「戦艦か空母かの選択から浮かび上がる旧日本海軍の戦争史観考察のエンターテインメント映画の作為」アルキメデスの大戦 Gustavさんの映画レビュー(感想・評価)
戦艦か空母かの選択から浮かび上がる旧日本海軍の戦争史観考察のエンターテインメント映画の作為
1933年の海軍における新造艦に関する会議にスポットを当てた軍内部の戦争映画。戦争に突入した時の航空母艦の必要性を主張する山本五十六少将を中心にした航空主兵主義派と、平山忠道造船中将が薦める巨大戦艦による国威発揚を主眼とした大艦巨砲主義派の攻防がドラマチックに描かれる。その間に介入して、平山中将の建造費不正を暴くのが主人公櫂直。彼は、造船業を営む尾崎家財閥の令嬢鏡子との交際が発覚して帝大を放校になった天才数学者。総鉄量から建造費を算出する高等な数式で公開予算の2倍近い実数値を明らかにする。しかし、見た目で分かる巨大戦艦の低予算の理由が敵を欺くための策略とする決着の説得力が弱い。芸者遊びに夢中の櫂を数学の天才と知って一気に海軍経理局の主計少佐に抜擢する点や、幾ら天才とは言え設計に素人の櫂が短期間で専門家が唸るほどの戦艦の精緻な設計図を書き上げるところと併せ、ストーリー展開に作為が常に付きまとう。勿論エンターテインメント優先の映画作りにある分かり易さまで批判はしないが、脚本と演出に深みが無いため主人公の存在感が浮いてしまっている。主演の菅田将暉の演技力で何とか観れる櫂直の人物像である。アメリカ留学を断念して氷川丸から下船するシークエンスの安易に省略された心境変化の表現は、他の俳優では成立しなかったと思われる。流石に國村隼、橋爪功、田中泯のベテラン俳優の演技は素晴らしく作品を引っ張るが、台詞の陳腐さまではカバーしきれていない。主人公を補佐する田中少尉を演じる柄本佑も定型的な役柄を強いられて、彼の個性が生かされていないのも頂けない。
しかし、それでも興味深いのは、ラストの櫂と平山中将の会話で触れている日本人の戦争観についての考察である。国際情勢から取り残され孤立した日本が戦争回避を諦め、日本国の威信を最優先に捉えた滅びの美学に至る軍人の本音を吐露する。そこに国民の、兵士の犠牲は語られていない。これは、あくまでも現在の歴史観から導き出され創作された”依り代”の象徴としての戦艦大和の存在理由である。実際は、1945年の4月7日に沈没してから4ヵ月も戦いを止めなかったことが、より多くの犠牲者を出してしまった。早期解決を目論む国際交渉の失敗や死を持って国に忠誠を捧げる教育など、多くの要素が重なり合った悲劇を考えさせる点で意味がある。思えば、冒頭の戦艦大和がアメリカ軍の猛攻撃を受ける場面で、墜落する飛行機から脱出した兵士を救出するアメリカ軍の人命優先のカットがあった。それを訝し気に見詰める日本兵士の描写が、この映画で最も意味がある場面ではないだろうか。兵士の犠牲までを作戦に取り入れた日本軍と兵士を人間として扱うアメリカ軍の違いが象徴的に表現されていた。

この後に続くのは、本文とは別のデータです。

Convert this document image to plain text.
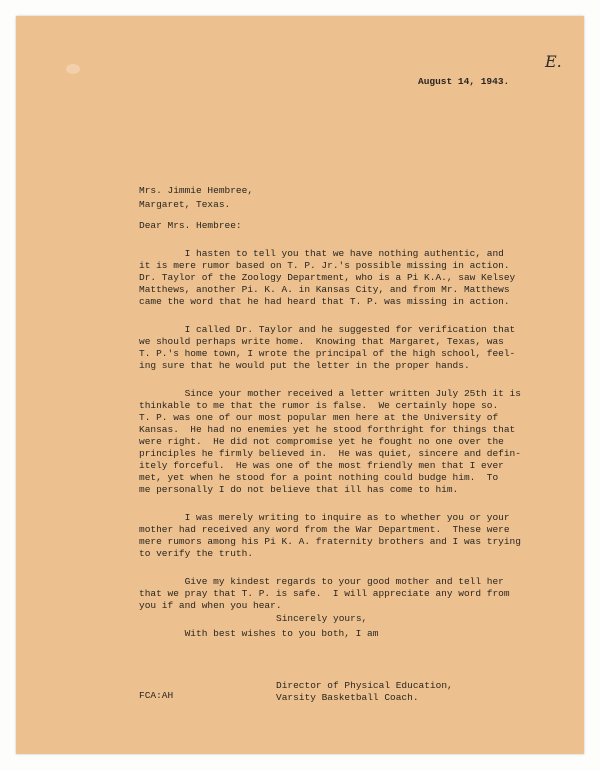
E.
August 14, 1943.
Mrs. Jimmie Hembree,
Margaret, Texas.
Dear Mrs. Hembree:
I hasten to tell you that we have nothing authentic, and
it is mere rumor based on T. P. Jr.'s possible missing in action.
Dr. Taylor of the Zoology Department, who is a Pi K.A., saw Kelsey
Matthews, another Pi. K. A. in Kansas City, and from Mr. Matthews
came the word that he had heard that T. P. was missing in action.
I called Dr. Taylor and he suggested for verification that
we should perhaps write home.  Knowing that Margaret, Texas, was
T. P.'s home town, I wrote the principal of the high school, feel-
ing sure that he would put the letter in the proper hands.
Since your mother received a letter written July 25th it is
thinkable to me that the rumor is false.  We certainly hope so.
T. P. was one of our most popular men here at the University of
Kansas.  He had no enemies yet he stood forthright for things that
were right.  He did not compromise yet he fought no one over the
principles he firmly believed in.  He was quiet, sincere and defin-
itely forceful.  He was one of the most friendly men that I ever
met, yet when he stood for a point nothing could budge him.  To
me personally I do not believe that ill has come to him.
I was merely writing to inquire as to whether you or your
mother had received any word from the War Department.  These were
mere rumors among his Pi K. A. fraternity brothers and I was trying
to verify the truth.
Give my kindest regards to your good mother and tell her
that we pray that T. P. is safe.  I will appreciate any word from
you if and when you hear.
With best wishes to you both, I am
Sincerely yours,
Director of Physical Education,
Varsity Basketball Coach.
FCA:AH
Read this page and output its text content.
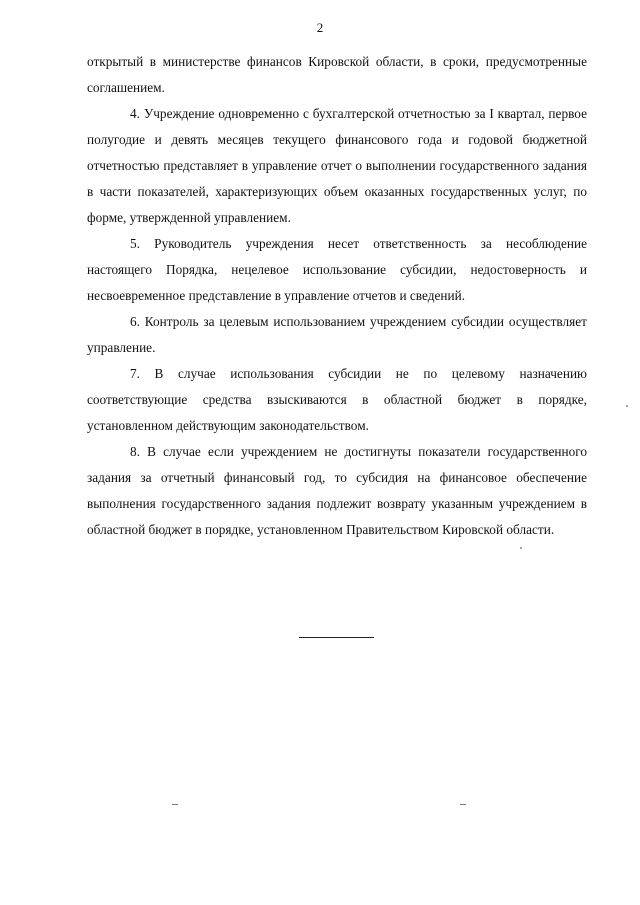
2

открытый в министерстве финансов Кировской области, в сроки, предусмотренные соглашением.

4. Учреждение одновременно с бухгалтерской отчетностью за I квартал, первое полугодие и девять месяцев текущего финансового года и годовой бюджетной отчетностью представляет в управление отчет о выполнении государственного задания в части показателей, характеризующих объем оказанных государственных услуг, по форме, утвержденной управлением.

5. Руководитель учреждения несет ответственность за несоблюдение настоящего Порядка, нецелевое использование субсидии, недостоверность и несвоевременное представление в управление отчетов и сведений.

6. Контроль за целевым использованием учреждением субсидии осуществляет управление.

7. В случае использования субсидии не по целевому назначению соответствующие средства взыскиваются в областной бюджет в порядке, установленном действующим законодательством.

8. В случае если учреждением не достигнуты показатели государственного задания за отчетный финансовый год, то субсидия на финансовое обеспечение выполнения государственного задания подлежит возврату указанным учреждением в областной бюджет в порядке, установленном Правительством Кировской области.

山崎貴の脚本・演出には「永遠の0」同様感心しないが、描かれた内容の主題についての問題提起には日本人として考えさせるものがあり、その点では鑑賞する価値はあった。
コメント頂き有難う御座います。
作品は絶賛仕兼ねますが、最後の戦艦大和の模型を前にした平山中将と櫂の会話シーンにある日本人論はとても興味深く、伏線ある演出と田中泯と菅田将暉の演技含め見応えのあるクライマックスだと思います。山崎監督の戦争に対する見識にも、これまでにない切り口があって今制作された価値は充分あると考えます。